San Juan, 3 juillet (RHC) – Le président cubain Miguel Díaz-Canel aborde la situation critique à Cuba et ses relations avec les autres nations dans une longue interview publiée aujourd’hui dans le journal Claridad.
Le président a averti que la situation à laquelle la nation caribéenne est soumise par les États-Unis pourrait arriver à n’importe quel pays du monde.
« Quiconque défend Cuba en ces temps difficiles la défend pour toujours, car ce qu’ils font à Cuba peut être fait à n’importe quel pays du monde », a déclaré Díaz-Canel, cité par Claridad, un journal fondé en 1959 après le triomphe de la révolution cubaine menée par Fidel Castro.
Le dirigeant cubain a déclaré aux journalistes portoricains, qui s’étaient déplacés à La Havane pour réaliser cette interview au Palais de la Révolution, qu’« il existe à Cuba le sentiment d’un danger d’agression » de la part de Washington, compte tenu de ce qui s’est passé au Venezuela et en Iran.
« Il y a un risque d’agression, car ils le répètent sans cesse. Ce n’est pas nous qui le disons, ce sont eux », a précisé le président cubain.
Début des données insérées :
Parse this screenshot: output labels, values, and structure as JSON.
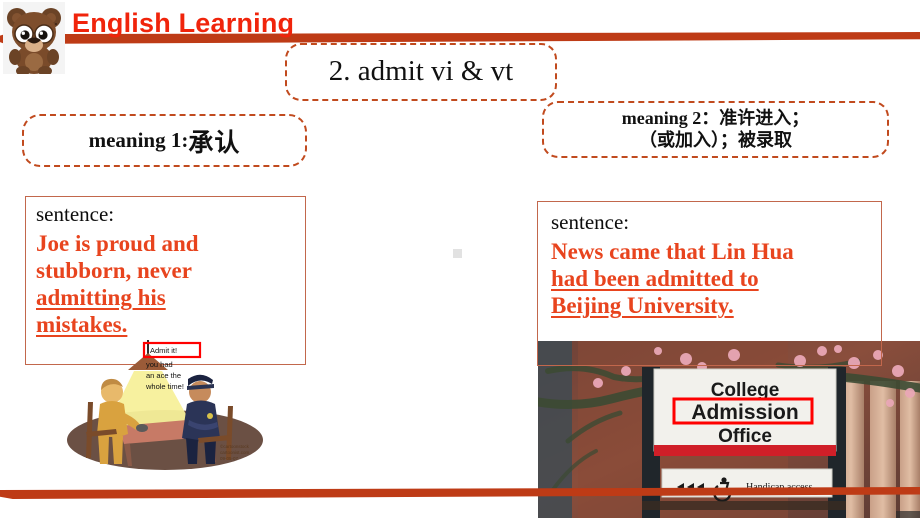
{
  "brand": {
    "title": "English Learning",
    "mascot_icon": "bear-mascot-icon"
  },
  "title_box": {
    "text": "2. admit vi & vt"
  },
  "meaning1_box": {
    "label": "meaning 1: ",
    "chinese": "承认"
  },
  "meaning2_box": {
    "line1": "meaning 2：准许进入；",
    "line2": "（或加入）；被录取"
  },
  "sentence_left": {
    "label": "sentence:",
    "line1": "Joe is proud and",
    "line2": "stubborn, never",
    "line3_underlined": "admitting his",
    "line4_underlined": "mistakes."
  },
  "sentence_right": {
    "label": "sentence:",
    "line1": "News came that Lin Hua",
    "line2_underlined": "had  been admitted to",
    "line3_underlined": "Beijing University."
  },
  "cartoon": {
    "name": "interrogation-cartoon",
    "caption_line1": "Admit it!",
    "caption_line2": "you had",
    "caption_line3": "an ace the",
    "caption_line4": "whole time!",
    "credit": "cartoon credit"
  },
  "photo": {
    "name": "college-admission-office-photo",
    "sign_line1": "College",
    "sign_line2_highlighted": "Admission",
    "sign_line3": "Office",
    "sub_sign": "Handicap access"
  },
  "colors": {
    "accent_bar": "#BE3B16",
    "brand_red": "#F0240B",
    "dashed_border": "#C14A1E",
    "sentence_border": "#C2674C",
    "sentence_text": "#E8441E",
    "highlight_box": "#FF0000"
  }
}
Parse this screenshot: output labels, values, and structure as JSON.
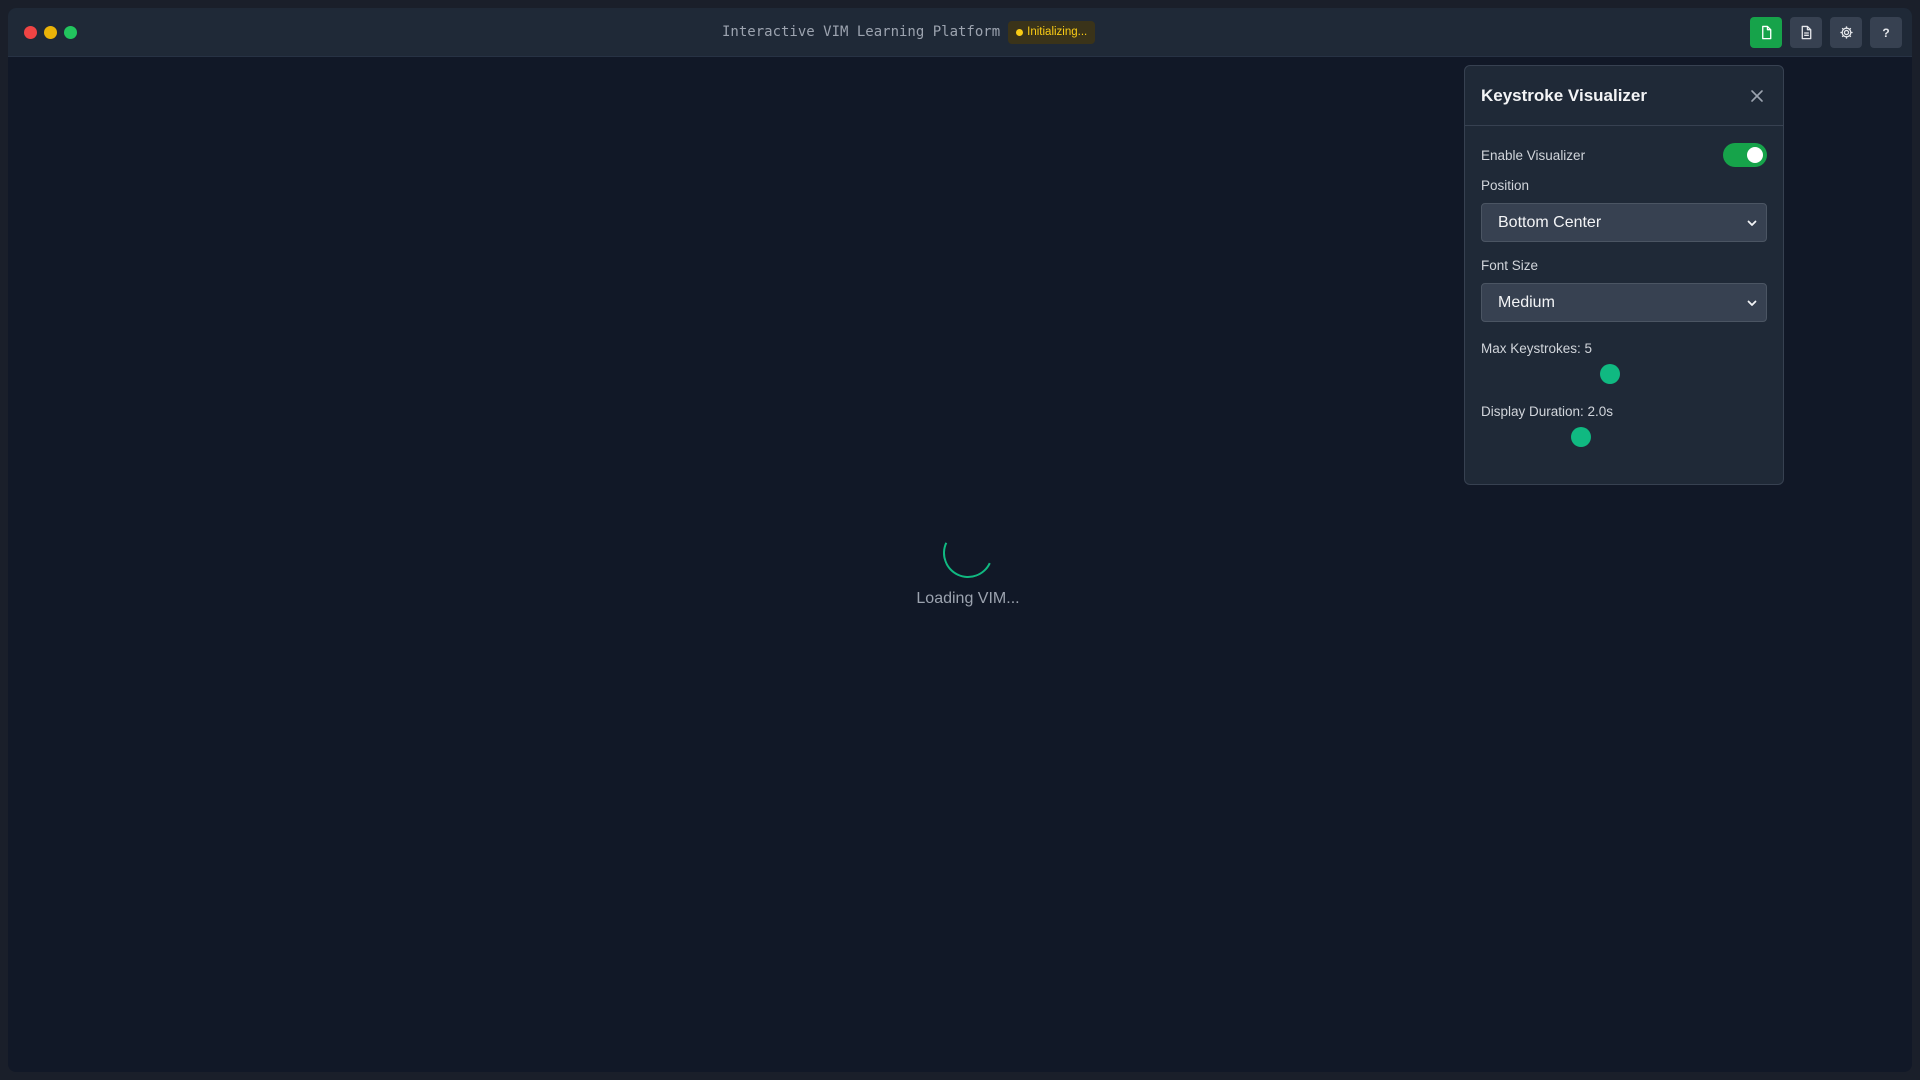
{
  "window": {
    "title": "Interactive VIM Learning Platform",
    "status": "Initializing...",
    "status_color": "#facc15",
    "accent_color": "#16a34a"
  },
  "toolbar": {
    "buttons": [
      {
        "icon": "file-icon",
        "active": true
      },
      {
        "icon": "document-icon",
        "active": false
      },
      {
        "icon": "gear-icon",
        "active": false
      },
      {
        "icon": "help-icon",
        "label": "?",
        "active": false
      }
    ]
  },
  "main": {
    "loading_text": "Loading VIM..."
  },
  "panel": {
    "title": "Keystroke Visualizer",
    "enable_label": "Enable Visualizer",
    "enabled": true,
    "position_label": "Position",
    "position_value": "Bottom Center",
    "font_size_label": "Font Size",
    "font_size_value": "Medium",
    "max_keystrokes_label": "Max Keystrokes: 5",
    "max_keystrokes_level": 0.45,
    "display_duration_label": "Display Duration: 2.0s",
    "display_duration_level": 0.35
  }
}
Il a ajouté que, face à cette perception, « nous avons mobilisé la population pour la défense. Chaque vendredi est la Journée nationale de la défense. Le peuple se prépare. Nous avons mis à jour tous nos plans de préparation à la défense. »
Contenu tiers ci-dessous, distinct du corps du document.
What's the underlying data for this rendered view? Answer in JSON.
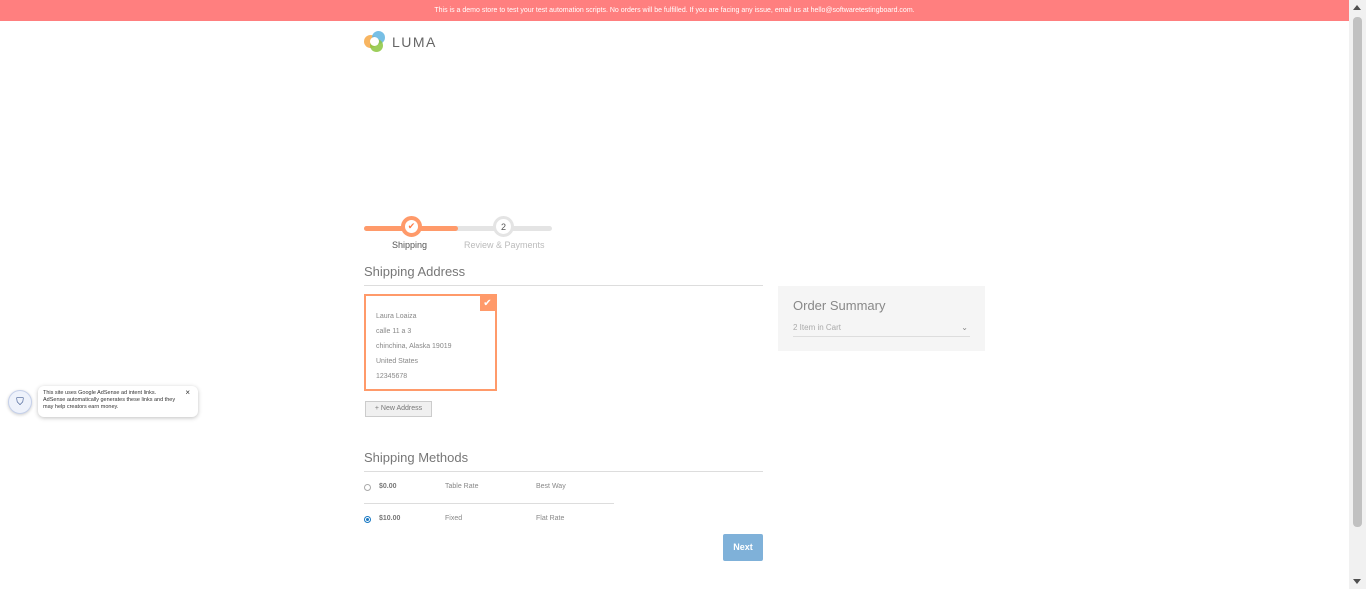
{
  "banner": {
    "text": "This is a demo store to test your test automation scripts. No orders will be fulfilled. If you are facing any issue, email us at hello@softwaretestingboard.com."
  },
  "logo": {
    "text": "LUMA"
  },
  "progress": {
    "steps": [
      {
        "label": "Shipping",
        "state": "complete",
        "icon": "check-icon"
      },
      {
        "label": "Review & Payments",
        "number": "2",
        "state": "pending"
      }
    ],
    "completion": 0.5
  },
  "shipping_address": {
    "title": "Shipping Address",
    "card": {
      "name": "Laura Loaiza",
      "street": "calle 11 a 3",
      "city_line": "chinchina, Alaska 19019",
      "country": "United States",
      "phone": "12345678",
      "selected": true
    },
    "new_address_label": "+ New Address"
  },
  "order_summary": {
    "title": "Order Summary",
    "items_label": "2 Item in Cart"
  },
  "shipping_methods": {
    "title": "Shipping Methods",
    "options": [
      {
        "price": "$0.00",
        "method": "Table Rate",
        "carrier": "Best Way",
        "selected": false
      },
      {
        "price": "$10.00",
        "method": "Fixed",
        "carrier": "Flat Rate",
        "selected": true
      }
    ]
  },
  "next_button": {
    "label": "Next"
  },
  "ad_notice": {
    "text": "This site uses Google AdSense ad intent links. AdSense automatically generates these links and they may help creators earn money.",
    "close": "×"
  },
  "colors": {
    "banner": "#ff7f7f",
    "accent": "#ff9a6a",
    "primary_button": "#7fb1d9"
  }
}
« Nous avons l’exemple de ce que signifie savoir se défendre : les 32 combattants au Venezuela. Ils se sont battus avec acharnement. Ils ont réussi à stopper les actions d’une force d’élite américaine qui les surpassait en technologie, en nombre, en armement et, de surcroît, par l’effet de surprise », a ajouté Díaz-Canel.
Il a déclaré : « Ils ont combattu héroïquement. Ils étaient trente-deux. Qu’adviendra-t-il des millions de Cubains prêts à défendre leur patrie, à défendre la Révolution ? »
Díaz-Canel a précisé au journal Claridad qu’ils ne demanderaient jamais à aucune nation de rendre la pareille à la solidarité manifestée par Cuba, tout en soulignant le soutien offert par la Russie, la Chine et le Vietnam.
« Il serait injuste de dire que nous n’avons reçu aucune aide. Nous avons reçu l’aide de mouvements de solidarité, de mouvements politiques, de partis politiques et de mouvements sociaux, mais certains pays nous ont également apporté leur soutien. Le Mexique, et la présidente Claudia Sheinbaum, cherchent constamment des moyens d’aider Cuba », a-t-il déclaré.
Díaz-Canel a notamment évoqué la solidarité de Porto Rico qui se manifeste chaque année : depuis plus de 35 ans, la Brigade Juan Rius Rivera, menée par son amie et sœur, Milagros Rivera, se rend à Cuba.